ABSTRACT
Objective: To evaluate the relationship between screen time (ST) and lung function in hospitalized children and adolescents with cystic fibrosis (CF). Methods: This was a cross-sectional study of 45 children with CF in the 0- to 17-year age bracket admitted to a public hospital in southern Brazil. ST during hospitalization was measured by means of a recall diary. Questionnaires were used in order to collect data on screen use and personal data. Data on lung function, nutrition, bacteriology, and the Shwachman-Kulczycki clinical score were obtained from patient medical records. Results: Of the study participants, 51.1% were male, with a median age of 9 years, and 80% were White. The mean FEV1 (Z-score) was -2.9 ± 1.9, and FEV1 (in % of predicted) was 63.7 ± 22.3. The median ST was 315 min, and 95.5% of the study participants exceeded the recommended ST. The most prevalent reasons for using electronic devices during hospitalization were boredom and lack of other activities. In a multivariate analysis, ST (the dependent variable) was significantly associated with age (ß = 26.591; 95% CI, 14.695-38.487), time spent watching television at home (ß = 0.686; 95% CI, 0.304-1.069), and FEV1 Z-score (ß = -60.631; 95% CI, -115.399 to -5.864). Conclusions: Excess ST appears to be associated with worse lung function in hospitalized children with CF, as do older age and longer periods of time spent watching television at home.
Keywords:
Screen time; Spirometry; Cystic fibrosis; Child, hospitalized.

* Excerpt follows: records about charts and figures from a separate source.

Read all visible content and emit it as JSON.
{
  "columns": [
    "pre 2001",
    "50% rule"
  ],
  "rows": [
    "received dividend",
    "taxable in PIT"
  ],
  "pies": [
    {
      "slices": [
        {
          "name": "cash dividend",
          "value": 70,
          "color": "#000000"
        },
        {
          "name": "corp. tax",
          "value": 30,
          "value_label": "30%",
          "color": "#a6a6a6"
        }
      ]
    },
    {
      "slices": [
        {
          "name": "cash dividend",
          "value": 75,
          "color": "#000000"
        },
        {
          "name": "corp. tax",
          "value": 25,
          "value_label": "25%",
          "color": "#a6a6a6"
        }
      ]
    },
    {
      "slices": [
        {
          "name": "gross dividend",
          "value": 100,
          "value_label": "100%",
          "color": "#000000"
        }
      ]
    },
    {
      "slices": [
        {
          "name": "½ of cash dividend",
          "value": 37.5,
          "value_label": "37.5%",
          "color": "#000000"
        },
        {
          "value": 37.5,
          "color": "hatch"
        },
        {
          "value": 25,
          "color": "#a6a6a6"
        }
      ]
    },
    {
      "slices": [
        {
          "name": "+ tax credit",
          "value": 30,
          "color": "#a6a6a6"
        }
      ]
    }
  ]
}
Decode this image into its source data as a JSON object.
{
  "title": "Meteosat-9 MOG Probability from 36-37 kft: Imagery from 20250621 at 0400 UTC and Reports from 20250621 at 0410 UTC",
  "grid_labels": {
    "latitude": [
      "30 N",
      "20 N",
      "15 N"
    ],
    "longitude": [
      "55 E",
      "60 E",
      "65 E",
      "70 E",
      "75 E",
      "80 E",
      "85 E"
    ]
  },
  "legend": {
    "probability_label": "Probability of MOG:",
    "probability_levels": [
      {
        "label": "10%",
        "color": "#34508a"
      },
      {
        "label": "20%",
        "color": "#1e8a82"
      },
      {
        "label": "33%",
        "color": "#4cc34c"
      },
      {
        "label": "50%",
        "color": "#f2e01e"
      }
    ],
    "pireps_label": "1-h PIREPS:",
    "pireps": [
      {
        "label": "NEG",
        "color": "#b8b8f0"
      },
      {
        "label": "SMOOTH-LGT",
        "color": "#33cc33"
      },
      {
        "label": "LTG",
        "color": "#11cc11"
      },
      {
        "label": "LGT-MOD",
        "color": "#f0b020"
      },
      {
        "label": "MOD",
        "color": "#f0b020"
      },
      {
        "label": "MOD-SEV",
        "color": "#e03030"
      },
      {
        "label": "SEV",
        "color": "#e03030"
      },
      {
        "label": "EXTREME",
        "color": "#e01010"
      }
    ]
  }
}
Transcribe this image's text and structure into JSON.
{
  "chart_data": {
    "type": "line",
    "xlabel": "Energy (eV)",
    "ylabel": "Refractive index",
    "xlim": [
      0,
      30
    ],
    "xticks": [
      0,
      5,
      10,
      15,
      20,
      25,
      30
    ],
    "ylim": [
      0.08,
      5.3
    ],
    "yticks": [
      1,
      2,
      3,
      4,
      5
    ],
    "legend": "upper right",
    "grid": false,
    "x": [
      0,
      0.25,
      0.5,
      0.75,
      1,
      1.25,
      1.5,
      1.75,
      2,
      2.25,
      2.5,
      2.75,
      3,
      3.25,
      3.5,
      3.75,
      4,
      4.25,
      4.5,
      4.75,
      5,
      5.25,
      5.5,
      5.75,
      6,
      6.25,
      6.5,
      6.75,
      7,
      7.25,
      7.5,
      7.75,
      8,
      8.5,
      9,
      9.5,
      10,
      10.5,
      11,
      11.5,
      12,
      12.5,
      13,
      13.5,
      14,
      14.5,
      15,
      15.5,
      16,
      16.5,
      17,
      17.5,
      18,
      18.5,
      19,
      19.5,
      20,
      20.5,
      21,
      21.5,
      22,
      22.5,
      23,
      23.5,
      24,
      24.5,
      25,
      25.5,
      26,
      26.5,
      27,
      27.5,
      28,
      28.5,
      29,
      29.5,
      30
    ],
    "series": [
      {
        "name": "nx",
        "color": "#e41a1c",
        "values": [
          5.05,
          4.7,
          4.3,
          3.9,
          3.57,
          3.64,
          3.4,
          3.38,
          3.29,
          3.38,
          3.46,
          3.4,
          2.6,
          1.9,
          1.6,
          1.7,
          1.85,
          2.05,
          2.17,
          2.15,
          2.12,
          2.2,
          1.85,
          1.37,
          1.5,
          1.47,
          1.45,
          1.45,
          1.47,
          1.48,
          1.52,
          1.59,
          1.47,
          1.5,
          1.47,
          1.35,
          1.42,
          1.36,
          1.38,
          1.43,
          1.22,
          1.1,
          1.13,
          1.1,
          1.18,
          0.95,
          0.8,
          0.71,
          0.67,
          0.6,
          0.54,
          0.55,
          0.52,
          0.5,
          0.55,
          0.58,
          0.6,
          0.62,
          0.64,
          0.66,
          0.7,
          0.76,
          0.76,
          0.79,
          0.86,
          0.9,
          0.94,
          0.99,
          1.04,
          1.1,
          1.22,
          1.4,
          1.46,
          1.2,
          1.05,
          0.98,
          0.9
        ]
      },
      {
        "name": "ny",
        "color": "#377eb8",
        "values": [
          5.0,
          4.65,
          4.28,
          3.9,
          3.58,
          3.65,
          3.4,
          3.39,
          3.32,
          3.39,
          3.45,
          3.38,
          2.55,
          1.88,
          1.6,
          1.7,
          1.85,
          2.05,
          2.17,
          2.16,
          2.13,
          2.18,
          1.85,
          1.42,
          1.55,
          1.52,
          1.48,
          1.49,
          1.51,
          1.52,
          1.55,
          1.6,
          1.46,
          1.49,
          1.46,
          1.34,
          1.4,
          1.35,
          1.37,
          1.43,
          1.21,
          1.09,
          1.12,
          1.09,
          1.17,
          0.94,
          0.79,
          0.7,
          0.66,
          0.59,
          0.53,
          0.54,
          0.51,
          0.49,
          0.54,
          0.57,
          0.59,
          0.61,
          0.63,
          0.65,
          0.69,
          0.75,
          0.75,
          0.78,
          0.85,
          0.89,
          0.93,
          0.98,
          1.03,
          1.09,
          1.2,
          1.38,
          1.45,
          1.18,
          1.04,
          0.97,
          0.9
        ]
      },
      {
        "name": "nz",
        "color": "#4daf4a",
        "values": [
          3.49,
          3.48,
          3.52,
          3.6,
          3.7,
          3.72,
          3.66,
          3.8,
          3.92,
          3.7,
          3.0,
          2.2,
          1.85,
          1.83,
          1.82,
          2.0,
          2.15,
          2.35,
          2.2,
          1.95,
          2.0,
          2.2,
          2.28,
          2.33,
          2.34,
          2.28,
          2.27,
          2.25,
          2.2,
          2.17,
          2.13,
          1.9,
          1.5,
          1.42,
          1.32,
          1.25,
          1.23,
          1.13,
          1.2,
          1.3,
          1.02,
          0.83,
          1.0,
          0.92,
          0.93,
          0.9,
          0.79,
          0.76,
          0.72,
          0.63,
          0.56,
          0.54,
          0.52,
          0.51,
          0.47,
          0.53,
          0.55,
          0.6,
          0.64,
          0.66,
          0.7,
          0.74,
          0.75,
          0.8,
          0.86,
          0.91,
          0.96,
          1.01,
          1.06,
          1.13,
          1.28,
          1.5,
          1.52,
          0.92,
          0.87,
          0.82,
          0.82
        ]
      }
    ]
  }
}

INTRODUCTION The advancement of the digital age has led to an increasing number of children and adolescents having access to electronic devices.(1) Time spent using screens (such as smartphones, tablets, computers, and television sets) is referred to as “screen time” (ST) and is considered a subtype of sedentary behavior.(2) In fact, ST is one of the most common forms of sedentary behavior among young people worldwide, highlighting the growing access to technology that has been evident since the beginning of the century.(3)
Excessive screen and media use has been studied in children and adolescents. Research suggests that uncontrolled media consumption is associated with various health issues, including mental health disorders such as anxiety and depression; sleep and self-esteem disturbances; eating disorders such as obesity and bulimia; physical inactivity; and increased exposure to violence and substance use.(4)
Several national and international organizations have addressed this issue to raise awareness and prevent health problems in children and adolescents, providing guidelines for safer media use.(4-8) The WHO advises that children < 1 year of age should not be exposed to screens; those in the 1- to 4-year age bracket should be limited to a maximum of 1 h per day; and those ≥ 5 years of age, including adolescents, should have a ST limit of 2 h per day.(6,7)
Cystic fibrosis (CF) is a chronic genetic disease that affects multiple systems, including the respiratory system. It leads to increased mucus viscosity, making it harder to clear, which in turn promotes infection by microorganisms and airway obstruction, ultimately contributing to lung disease.(9) An active lifestyle, including regular physical exercise, not only helps clear mucus from the airways but also improves exercise capacity and lung function, both of which are protective factors for individuals with CF.(10,11)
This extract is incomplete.